Les sages de l'Antiquité l'avaient anticipé, ou l'avaient pressenti, bien avant même que ne commence l'ère de la « quête du bonheur universel ».
Ils s'efforçaient constamment de comprendre ce fait apparemment paradoxal.
Les chasseurs de bonheur ont donc tenté de trouver un moyen d'éviter ou d'échapper au piège tendu par ce paradoxe.
Lucius Annaeus Seneca, dans son ouvrage « De la vie heureuse », qui contient des réflexions sur la « vie heureuse », a souligné :
--- Extrait du « Chapitre 1 La tragédie du bonheur - Le jeu moderne de la recherche du bonheur »
Comme l'histoire le démontre abondamment, imposer la liberté conduit rarement à la liberté elle-même.
Même si cela existe, c'est extrêmement rare.
Et le bonheur alors ?
Si l'on impose la recherche du bonheur, comme c'est le cas dans notre société de consommation moderne et fluide, ceux qui y sont contraints de le devenir deviendront-ils réellement heureux ? Je vous laisse, chers lecteurs, le soin d'en juger.

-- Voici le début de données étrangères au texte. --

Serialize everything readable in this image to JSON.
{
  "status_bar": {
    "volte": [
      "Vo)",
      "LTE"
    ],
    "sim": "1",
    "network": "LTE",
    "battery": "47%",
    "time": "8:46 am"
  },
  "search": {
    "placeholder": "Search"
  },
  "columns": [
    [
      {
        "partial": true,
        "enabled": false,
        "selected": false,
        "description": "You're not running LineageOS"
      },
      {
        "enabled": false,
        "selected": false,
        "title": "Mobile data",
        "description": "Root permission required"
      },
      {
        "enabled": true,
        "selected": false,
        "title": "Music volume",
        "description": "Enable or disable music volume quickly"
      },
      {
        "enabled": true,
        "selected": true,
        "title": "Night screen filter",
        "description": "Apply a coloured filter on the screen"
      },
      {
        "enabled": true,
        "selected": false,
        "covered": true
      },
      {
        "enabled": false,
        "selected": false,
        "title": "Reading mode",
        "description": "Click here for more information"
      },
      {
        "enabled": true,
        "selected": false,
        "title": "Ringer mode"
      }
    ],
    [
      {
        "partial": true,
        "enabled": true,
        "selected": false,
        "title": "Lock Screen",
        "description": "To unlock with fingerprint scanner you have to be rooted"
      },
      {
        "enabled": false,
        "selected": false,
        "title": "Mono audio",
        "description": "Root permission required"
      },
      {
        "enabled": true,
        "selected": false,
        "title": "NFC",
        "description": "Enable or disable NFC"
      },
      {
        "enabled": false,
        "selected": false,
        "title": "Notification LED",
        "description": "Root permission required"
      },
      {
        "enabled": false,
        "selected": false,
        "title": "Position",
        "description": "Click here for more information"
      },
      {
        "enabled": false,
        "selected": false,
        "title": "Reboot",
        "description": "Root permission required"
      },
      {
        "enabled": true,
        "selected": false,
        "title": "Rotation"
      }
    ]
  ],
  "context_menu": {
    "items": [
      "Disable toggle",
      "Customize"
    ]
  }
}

En fait, il est temps maintenant pour chacun d'entre nous de mettre cette question en pratique et d'en trouver la réponse.
Notre vie est comme une série d'expériences.
--- Extrait du « Chapitre 1 La tragédie du bonheur - Les conséquences de la quête forcée du bonheur »
Si vous vous demandez « D'où vient l'agressivité ? », c'est probablement parce que vous avez un fort désir de faire quelque chose pour résoudre le problème.
Cela peut s'expliquer par le fait que vous réfléchissez beaucoup à l'agression et que vous avez un fort désir de l'arrêter ou de la combattre.
Vous souhaiteriez sans doute vous rendre dans des endroits où les pulsions ou les stratégies agressives sont monnaie courante, et tenter de les neutraliser et de les vaincre.
Si telle est votre motivation, comme je l'ai deviné, vous devez vous sentir mal à l'aise dans un monde imprégné d'agression.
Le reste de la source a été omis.